Rust’s situation is instructive from a different angle. Synchronous generators in Rust are still stabilizing (the gen keyword was in nightly through 2025), partly because Rust’s borrow-checker constraints create distinct design challenges for coroutine frames. The guarantee that makes Rust’s async futures safe, that borrowed data cannot outlive the future holding the borrow, requires Pin<&mut Self> semantics that add API complexity. C++ sidesteps this through move-only convention without enforcement, which avoids the pinning complexity while creating the dangling-reference problem that the committee has separately documented as a structural limitation.
Practical Guidance
On C++23 or later, std::generator is the right choice for lazy sequences. The implementation handles recursive delegation correctly, participates in the ranges concept hierarchy, and composes with standard adaptors without wrappers.
On C++20, the implementation above is serviceable for flat generators, the common case. Recursive delegation through manual loops is possible but carries O(depth) real stack growth. For non-recursive producers, file lines, pagination results, token streams, a C++20 generator matches a hand-written iterator in throughput once the compiler elides the initial frame allocation. GCC and Clang both perform this elision reliably at -O2 when the generator’s lifetime is provably contained within the caller’s scope, a property the standard calls HALO (Heap Allocation eLision Optimization) but does not require.

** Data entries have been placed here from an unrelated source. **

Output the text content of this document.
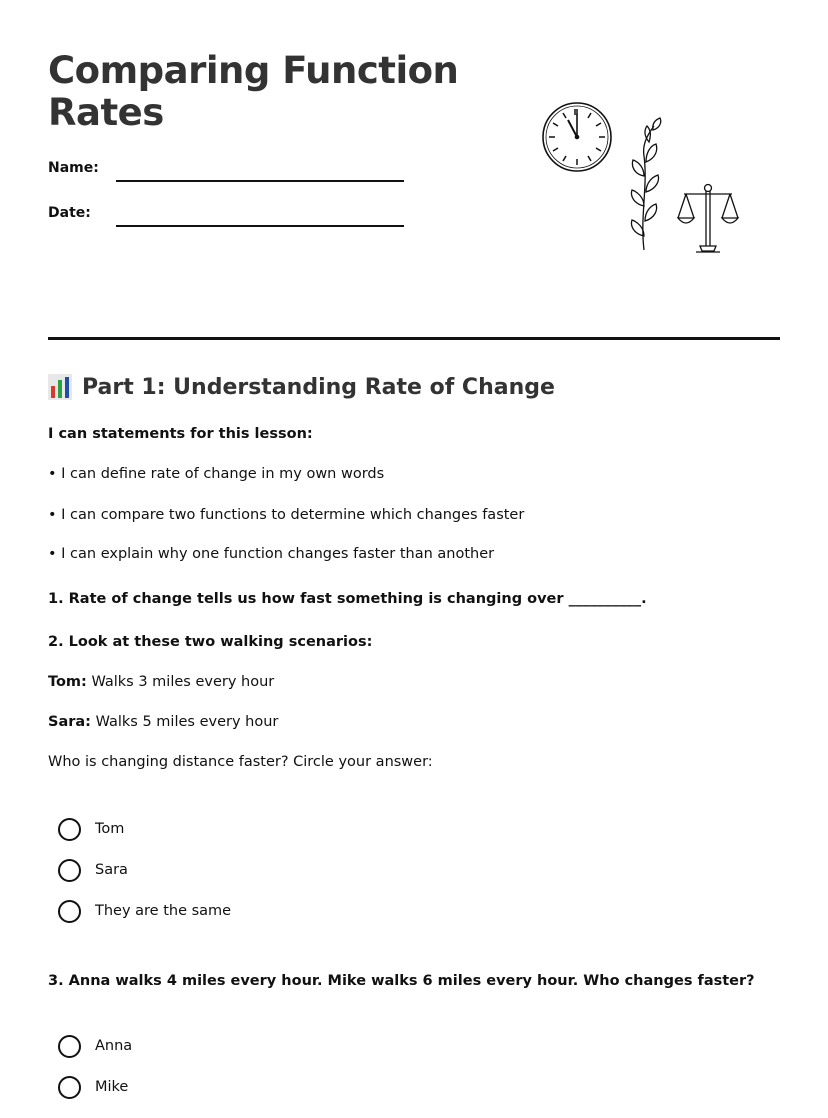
Comparing Function
Rates
Name:
Date:
Part 1: Understanding Rate of Change
I can statements for this lesson:
• I can define rate of change in my own words
• I can compare two functions to determine which changes faster
• I can explain why one function changes faster than another
1. Rate of change tells us how fast something is changing over __________.
2. Look at these two walking scenarios:
Tom: Walks 3 miles every hour
Sara: Walks 5 miles every hour
Who is changing distance faster? Circle your answer:
Tom
Sara
They are the same
3. Anna walks 4 miles every hour. Mike walks 6 miles every hour. Who changes faster?
Anna
Mike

The three years between C++20 and std::generator in C++23 reflected real design work. The recursive delegation problem was genuine, the symmetric transfer solution required careful integration, and the committee was right to wait for a design they could standardize with confidence rather than ship something that worked for flat sequences but was unsafe for tree traversal. Understanding the problem elements_of solves makes the rest of the C++23 generator design legible.